Image from roughtrade.com
Snail Mail – Valentine [Rough Trade]
Singer-songwriter Lindsey Jordan, under the banner of Snail Mail, found initial success in 2018 with loud, deftly played guitar songs like “Heat Wave” and “Pristine”, which combined lo-fi production, emotional vocals, and soul-baring lyrics. Yet on her second album, Valentine, she’s recorded only two or three songs that easily qualify as “indie-rock”. That’s because she’s already striving, at age 22, to be a classic songwriter in the mold of Jenny Lewis, working hard to marry her whisper voice and confessional lyrics to any sound she sees fit, from indie-folk to R&B to string ballad.
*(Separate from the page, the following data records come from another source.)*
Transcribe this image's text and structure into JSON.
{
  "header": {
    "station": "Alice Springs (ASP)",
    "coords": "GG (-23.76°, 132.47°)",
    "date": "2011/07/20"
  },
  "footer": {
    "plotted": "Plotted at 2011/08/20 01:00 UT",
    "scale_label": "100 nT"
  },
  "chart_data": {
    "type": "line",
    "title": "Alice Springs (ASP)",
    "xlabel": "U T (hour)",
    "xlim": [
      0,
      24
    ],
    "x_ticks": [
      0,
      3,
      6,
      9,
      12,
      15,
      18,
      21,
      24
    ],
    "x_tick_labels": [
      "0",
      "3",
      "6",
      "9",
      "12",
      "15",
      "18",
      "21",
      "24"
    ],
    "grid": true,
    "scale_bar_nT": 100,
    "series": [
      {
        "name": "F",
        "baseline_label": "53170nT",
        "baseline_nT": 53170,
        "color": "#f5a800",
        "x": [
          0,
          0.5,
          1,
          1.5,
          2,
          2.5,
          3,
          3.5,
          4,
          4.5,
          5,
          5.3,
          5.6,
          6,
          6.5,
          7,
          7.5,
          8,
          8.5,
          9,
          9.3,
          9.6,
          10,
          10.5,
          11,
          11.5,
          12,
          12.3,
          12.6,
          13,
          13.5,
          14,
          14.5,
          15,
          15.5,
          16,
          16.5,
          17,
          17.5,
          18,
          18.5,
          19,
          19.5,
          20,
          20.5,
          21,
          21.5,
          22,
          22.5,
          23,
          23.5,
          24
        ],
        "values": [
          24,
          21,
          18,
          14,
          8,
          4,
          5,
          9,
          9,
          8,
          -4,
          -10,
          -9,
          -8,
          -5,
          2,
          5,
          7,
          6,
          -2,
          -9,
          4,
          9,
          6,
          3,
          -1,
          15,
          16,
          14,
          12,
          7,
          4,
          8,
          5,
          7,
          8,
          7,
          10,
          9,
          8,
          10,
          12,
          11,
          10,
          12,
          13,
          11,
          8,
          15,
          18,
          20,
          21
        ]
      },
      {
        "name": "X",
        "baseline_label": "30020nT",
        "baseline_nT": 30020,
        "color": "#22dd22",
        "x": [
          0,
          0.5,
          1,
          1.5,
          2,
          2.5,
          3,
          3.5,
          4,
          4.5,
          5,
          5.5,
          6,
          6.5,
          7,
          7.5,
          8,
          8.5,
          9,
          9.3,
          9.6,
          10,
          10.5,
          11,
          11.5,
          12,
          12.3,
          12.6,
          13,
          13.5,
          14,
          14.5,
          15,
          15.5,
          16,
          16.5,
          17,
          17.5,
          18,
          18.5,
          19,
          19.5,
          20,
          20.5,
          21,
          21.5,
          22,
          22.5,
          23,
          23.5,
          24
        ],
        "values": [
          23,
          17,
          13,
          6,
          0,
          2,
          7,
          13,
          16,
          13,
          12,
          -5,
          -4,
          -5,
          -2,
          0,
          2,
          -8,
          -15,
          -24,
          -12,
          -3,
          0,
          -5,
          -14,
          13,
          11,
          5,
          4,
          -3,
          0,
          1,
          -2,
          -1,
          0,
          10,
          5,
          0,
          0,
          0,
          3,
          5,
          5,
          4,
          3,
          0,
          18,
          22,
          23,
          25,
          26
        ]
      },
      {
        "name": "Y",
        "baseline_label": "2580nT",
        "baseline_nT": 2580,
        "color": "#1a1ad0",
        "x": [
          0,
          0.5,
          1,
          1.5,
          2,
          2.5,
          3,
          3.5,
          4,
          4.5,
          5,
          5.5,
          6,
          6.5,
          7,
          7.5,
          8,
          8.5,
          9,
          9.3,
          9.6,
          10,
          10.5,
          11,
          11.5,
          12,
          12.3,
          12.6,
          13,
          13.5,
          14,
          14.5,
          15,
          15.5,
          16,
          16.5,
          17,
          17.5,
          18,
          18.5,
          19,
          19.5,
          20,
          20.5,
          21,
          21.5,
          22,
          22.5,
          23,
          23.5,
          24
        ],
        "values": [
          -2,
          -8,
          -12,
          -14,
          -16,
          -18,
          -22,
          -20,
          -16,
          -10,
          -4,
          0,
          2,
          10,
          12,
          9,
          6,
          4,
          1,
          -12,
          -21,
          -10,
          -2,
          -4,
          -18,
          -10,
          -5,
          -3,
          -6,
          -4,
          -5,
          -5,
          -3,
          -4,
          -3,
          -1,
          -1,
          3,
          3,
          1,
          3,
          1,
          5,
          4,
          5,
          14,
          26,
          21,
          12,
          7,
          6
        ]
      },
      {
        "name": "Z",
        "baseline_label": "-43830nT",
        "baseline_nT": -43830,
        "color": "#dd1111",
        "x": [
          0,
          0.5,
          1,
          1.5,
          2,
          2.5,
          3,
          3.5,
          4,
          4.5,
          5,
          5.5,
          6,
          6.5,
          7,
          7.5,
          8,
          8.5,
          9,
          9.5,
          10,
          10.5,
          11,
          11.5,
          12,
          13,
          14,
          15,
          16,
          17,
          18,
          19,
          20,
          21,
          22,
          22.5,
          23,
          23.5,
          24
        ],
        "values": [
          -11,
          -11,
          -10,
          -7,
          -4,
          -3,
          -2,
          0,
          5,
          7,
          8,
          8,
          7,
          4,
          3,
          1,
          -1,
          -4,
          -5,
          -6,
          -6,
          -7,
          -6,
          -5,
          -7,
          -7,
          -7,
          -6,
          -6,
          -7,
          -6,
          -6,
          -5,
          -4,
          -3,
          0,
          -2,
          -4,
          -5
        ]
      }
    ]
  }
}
And you know what? She’s succeeding.
The evidence is Jordan getting a hell of a lot off her chest on ten stylistically diverse and compelling songs on such subjects as the downside of her newfound fame, her unlucky love life, and her stay in rehab. She rocks out intensely on both the title track and “Glory”, the former possessing the mother of all hooks in the line “So why’d wanna erase me, darling valentine?” and the latter proving to be a wonderful slice of shoe-gaze with its sinister “get me high in your hotel room” sense of surrender. Then there’s the darkly synth-driven “Ben Franklin”, the floaty dream-pop of “Forever (Sailing)”, and one of the most delicate and sad expressions of eternal love you’re ever likely to hear in “Mia”.